Im Rohingya-Flüchtlingscamp in Bangladesch gibt es den ersten nachgewiesenen Corona-Fall. Unsere Kollegin Athena Rayburn arbeitet vor Ort und warnt, dass die Pandemie Bangladesch um Jahrzehnte zurückwerfen könnte.

Eine Mutter mit ihrem 10 Monate alten Baby im Rohingya-Camp in Cox Bazar. Im grössten Flüchtlingscamp der Welt ist Abstand halten kaum möglich.

Ungefähr eine Million Menschen, die Hälfte davon Kinder, leben im derzeit grössten Flüchtingscamp weltweit in Cox’s Bazar. Sie gehören der Rohingya-Minderheit an und flohen 2017 vor der eskalierenden Gewalt in ihrem Heimatland Myanmar nach Bangladesch.

Trotz grosser Anstrengungen verschiedenster Hilfsorganisationen und der Regierung von Bangladesch, sind die Gesundheitskapazitäten in den Flüchtlingslagern begrenzt. Das Land ist auf COVID-19 nicht ausreichend vorbereit. In ganz Bangladesch gibt schätzungsweise 2.000 Beatmungsgeräte für 160 Millionen Menschen. In den Rohingya-Flüchtlingslagern gibt es derzeit keine Intensivbetten.

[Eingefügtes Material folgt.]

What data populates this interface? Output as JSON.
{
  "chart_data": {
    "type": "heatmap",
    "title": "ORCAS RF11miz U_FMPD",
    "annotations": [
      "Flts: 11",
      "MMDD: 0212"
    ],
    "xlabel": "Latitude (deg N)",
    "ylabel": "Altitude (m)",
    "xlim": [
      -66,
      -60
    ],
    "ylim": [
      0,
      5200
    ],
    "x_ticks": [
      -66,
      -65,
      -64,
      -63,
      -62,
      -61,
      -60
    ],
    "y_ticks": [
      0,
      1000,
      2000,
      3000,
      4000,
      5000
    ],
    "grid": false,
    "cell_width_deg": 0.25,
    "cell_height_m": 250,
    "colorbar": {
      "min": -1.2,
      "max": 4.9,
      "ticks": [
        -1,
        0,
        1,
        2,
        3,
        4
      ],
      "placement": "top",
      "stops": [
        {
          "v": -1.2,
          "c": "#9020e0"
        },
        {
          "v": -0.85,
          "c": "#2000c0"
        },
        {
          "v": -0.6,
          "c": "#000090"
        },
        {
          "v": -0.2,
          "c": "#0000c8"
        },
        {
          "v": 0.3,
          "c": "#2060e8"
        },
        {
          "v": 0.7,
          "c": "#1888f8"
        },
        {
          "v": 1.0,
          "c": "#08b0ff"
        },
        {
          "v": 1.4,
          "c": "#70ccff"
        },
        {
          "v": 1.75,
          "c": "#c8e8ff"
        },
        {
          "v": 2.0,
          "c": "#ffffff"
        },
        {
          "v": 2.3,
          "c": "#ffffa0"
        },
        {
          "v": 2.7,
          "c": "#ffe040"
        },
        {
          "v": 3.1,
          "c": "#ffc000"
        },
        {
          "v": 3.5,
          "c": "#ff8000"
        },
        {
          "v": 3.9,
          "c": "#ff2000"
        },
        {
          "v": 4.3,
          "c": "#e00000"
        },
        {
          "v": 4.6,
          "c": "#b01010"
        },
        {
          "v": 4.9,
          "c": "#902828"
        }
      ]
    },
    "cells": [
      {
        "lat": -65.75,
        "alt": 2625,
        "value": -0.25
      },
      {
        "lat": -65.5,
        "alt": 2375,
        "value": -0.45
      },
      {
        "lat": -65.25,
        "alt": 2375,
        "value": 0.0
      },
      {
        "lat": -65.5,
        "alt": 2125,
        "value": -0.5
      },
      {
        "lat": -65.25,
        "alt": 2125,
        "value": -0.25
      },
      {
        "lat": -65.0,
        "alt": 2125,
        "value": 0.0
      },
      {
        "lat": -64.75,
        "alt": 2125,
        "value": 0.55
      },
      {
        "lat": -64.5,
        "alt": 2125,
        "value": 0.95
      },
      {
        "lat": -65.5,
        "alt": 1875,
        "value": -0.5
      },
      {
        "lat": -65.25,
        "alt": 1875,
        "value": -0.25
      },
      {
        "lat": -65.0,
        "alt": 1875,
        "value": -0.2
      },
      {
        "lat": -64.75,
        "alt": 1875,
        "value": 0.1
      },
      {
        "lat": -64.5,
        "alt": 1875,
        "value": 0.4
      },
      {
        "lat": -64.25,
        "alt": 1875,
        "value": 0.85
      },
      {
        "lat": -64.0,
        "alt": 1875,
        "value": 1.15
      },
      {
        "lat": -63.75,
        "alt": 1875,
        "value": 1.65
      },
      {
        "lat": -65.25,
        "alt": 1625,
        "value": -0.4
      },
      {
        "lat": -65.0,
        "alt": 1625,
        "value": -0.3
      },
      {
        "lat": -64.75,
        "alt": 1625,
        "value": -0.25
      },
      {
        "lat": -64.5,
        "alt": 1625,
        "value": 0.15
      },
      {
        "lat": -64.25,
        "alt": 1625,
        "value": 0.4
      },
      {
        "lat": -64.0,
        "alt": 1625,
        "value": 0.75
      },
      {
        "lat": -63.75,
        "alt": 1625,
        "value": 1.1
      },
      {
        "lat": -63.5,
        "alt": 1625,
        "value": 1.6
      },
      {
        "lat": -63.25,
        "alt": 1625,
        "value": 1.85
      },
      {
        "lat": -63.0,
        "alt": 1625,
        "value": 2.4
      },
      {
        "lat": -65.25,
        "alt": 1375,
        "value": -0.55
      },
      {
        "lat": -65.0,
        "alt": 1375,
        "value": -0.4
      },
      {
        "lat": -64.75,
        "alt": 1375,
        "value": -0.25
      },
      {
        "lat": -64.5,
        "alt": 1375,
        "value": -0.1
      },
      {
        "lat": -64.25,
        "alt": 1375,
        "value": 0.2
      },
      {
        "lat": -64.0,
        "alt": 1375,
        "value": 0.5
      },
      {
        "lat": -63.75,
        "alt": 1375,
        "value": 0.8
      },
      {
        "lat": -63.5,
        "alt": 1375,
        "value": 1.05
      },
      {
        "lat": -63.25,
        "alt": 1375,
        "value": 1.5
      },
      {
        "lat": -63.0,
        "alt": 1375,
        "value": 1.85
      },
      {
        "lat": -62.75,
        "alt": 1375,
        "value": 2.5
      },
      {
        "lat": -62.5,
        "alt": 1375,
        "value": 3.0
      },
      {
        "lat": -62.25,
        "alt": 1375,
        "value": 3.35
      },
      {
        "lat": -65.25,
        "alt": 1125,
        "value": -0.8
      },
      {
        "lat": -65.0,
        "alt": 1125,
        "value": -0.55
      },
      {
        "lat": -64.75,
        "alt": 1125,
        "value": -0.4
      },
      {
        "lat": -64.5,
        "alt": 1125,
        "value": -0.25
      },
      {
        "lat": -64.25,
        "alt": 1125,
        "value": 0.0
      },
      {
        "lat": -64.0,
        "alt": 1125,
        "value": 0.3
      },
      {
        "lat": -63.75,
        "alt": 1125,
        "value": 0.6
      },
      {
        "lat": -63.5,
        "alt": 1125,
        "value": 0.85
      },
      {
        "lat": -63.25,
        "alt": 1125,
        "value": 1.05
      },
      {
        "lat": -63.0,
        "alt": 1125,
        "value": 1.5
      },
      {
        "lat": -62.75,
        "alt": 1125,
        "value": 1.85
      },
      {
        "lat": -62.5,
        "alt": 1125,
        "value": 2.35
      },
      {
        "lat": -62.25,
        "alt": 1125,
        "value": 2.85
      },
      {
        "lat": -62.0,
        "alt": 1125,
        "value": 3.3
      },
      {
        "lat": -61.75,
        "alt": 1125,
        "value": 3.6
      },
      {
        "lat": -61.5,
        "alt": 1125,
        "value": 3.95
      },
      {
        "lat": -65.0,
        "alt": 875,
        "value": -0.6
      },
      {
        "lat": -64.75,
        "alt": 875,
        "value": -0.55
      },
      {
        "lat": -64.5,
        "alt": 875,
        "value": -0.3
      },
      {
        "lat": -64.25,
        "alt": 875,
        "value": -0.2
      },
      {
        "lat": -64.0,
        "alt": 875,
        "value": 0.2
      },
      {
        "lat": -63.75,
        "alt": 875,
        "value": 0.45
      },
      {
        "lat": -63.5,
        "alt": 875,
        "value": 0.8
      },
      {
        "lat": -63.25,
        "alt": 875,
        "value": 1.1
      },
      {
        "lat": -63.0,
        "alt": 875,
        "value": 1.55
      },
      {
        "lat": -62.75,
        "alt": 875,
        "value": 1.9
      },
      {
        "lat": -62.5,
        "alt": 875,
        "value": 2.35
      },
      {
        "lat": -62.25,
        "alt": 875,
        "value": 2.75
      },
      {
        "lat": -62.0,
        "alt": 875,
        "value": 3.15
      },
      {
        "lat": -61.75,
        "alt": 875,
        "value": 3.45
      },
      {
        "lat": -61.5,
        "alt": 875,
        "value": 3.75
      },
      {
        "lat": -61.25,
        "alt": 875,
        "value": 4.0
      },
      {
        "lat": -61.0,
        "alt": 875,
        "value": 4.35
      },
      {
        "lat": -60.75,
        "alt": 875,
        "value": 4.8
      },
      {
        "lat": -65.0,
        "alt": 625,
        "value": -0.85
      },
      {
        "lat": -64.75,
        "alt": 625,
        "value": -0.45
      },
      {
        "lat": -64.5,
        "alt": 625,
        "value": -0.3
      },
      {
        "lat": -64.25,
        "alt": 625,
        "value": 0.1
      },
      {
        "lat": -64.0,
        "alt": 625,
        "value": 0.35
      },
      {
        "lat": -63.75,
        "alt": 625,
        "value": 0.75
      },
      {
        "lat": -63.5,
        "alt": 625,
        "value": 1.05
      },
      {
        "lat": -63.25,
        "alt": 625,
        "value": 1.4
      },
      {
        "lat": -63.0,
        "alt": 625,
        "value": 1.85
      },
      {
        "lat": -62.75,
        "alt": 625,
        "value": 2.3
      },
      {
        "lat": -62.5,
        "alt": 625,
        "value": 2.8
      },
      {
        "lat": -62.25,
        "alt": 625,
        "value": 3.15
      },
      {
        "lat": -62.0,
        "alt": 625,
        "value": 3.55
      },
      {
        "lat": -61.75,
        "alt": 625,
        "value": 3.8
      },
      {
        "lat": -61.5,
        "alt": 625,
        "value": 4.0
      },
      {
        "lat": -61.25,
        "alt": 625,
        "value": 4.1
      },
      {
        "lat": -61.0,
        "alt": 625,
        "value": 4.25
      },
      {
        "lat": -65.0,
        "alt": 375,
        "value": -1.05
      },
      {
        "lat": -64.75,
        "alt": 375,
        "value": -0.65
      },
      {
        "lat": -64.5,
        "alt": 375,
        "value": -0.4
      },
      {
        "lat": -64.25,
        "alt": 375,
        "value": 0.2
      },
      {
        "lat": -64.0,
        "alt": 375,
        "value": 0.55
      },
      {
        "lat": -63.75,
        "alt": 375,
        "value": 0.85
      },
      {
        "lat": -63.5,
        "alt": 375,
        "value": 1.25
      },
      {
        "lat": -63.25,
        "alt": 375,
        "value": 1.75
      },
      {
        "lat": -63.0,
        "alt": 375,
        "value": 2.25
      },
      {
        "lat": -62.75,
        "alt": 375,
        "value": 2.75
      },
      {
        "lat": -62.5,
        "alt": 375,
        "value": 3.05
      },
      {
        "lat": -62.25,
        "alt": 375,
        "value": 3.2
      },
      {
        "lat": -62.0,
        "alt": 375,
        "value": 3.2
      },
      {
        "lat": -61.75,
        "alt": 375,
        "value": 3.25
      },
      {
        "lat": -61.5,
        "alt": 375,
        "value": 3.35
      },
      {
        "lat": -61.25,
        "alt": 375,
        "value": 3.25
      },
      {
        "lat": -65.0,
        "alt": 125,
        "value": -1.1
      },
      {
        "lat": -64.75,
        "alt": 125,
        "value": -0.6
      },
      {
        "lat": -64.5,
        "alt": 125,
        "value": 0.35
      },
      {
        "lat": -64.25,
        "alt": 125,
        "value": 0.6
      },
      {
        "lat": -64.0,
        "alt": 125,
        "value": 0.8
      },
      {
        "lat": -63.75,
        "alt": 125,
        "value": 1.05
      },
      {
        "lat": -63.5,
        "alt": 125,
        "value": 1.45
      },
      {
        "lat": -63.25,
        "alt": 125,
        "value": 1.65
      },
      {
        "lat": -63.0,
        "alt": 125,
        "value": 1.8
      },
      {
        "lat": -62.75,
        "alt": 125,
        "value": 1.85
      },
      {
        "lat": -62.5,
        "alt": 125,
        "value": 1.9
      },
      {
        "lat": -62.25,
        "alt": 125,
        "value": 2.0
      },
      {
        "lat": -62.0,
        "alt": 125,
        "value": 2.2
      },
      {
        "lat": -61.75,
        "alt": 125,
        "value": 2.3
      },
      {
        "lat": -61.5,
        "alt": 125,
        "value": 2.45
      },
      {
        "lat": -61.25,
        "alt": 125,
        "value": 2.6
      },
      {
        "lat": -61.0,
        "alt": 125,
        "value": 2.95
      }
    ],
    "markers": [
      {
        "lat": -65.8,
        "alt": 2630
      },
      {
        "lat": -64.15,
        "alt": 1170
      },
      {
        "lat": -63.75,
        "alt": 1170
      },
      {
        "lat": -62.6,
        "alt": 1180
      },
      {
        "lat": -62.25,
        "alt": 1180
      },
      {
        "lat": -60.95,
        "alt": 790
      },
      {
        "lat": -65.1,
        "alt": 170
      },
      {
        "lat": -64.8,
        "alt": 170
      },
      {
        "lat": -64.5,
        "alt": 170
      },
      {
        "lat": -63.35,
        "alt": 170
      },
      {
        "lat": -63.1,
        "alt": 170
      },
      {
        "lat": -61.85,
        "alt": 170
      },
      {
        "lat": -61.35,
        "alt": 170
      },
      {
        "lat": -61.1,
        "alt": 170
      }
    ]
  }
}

Athena Rayburn Advocacy Managerin Save the Children in Cox's Bazar

Save the Children fordert von der internationalen Gemeinschaft, sich mit Bangladesch solidarisch zu zeigen und dringend benötigte medizinische Ressourcen sowie finanzielle Mittel bereitzustellen, um die Rohingya-Bevölkerung und die Menschen in Bangladesch zu schützen. Zudem muss dringend eine langfristige Lösung für die Rohingya-Bevölkerung gefunden werden.

SAVE THE CHILDREN IST VOR ORT

In Zusammenarbeit mit der WHO hat Save the Children inzwischen begonnen, eine Corona-Isolierstation und ein Behandlungszentrum für COVID-19 zu errichten. Ausserdem unterstützen wir die Familien unter anderem mit Materialien für Notunterkünfte, Hygienesets und Kochutensilien, verteilen Nahrungsmittel und behandeln mangelernährte Kinder mit Spezialnahrung und Vitaminpräparaten.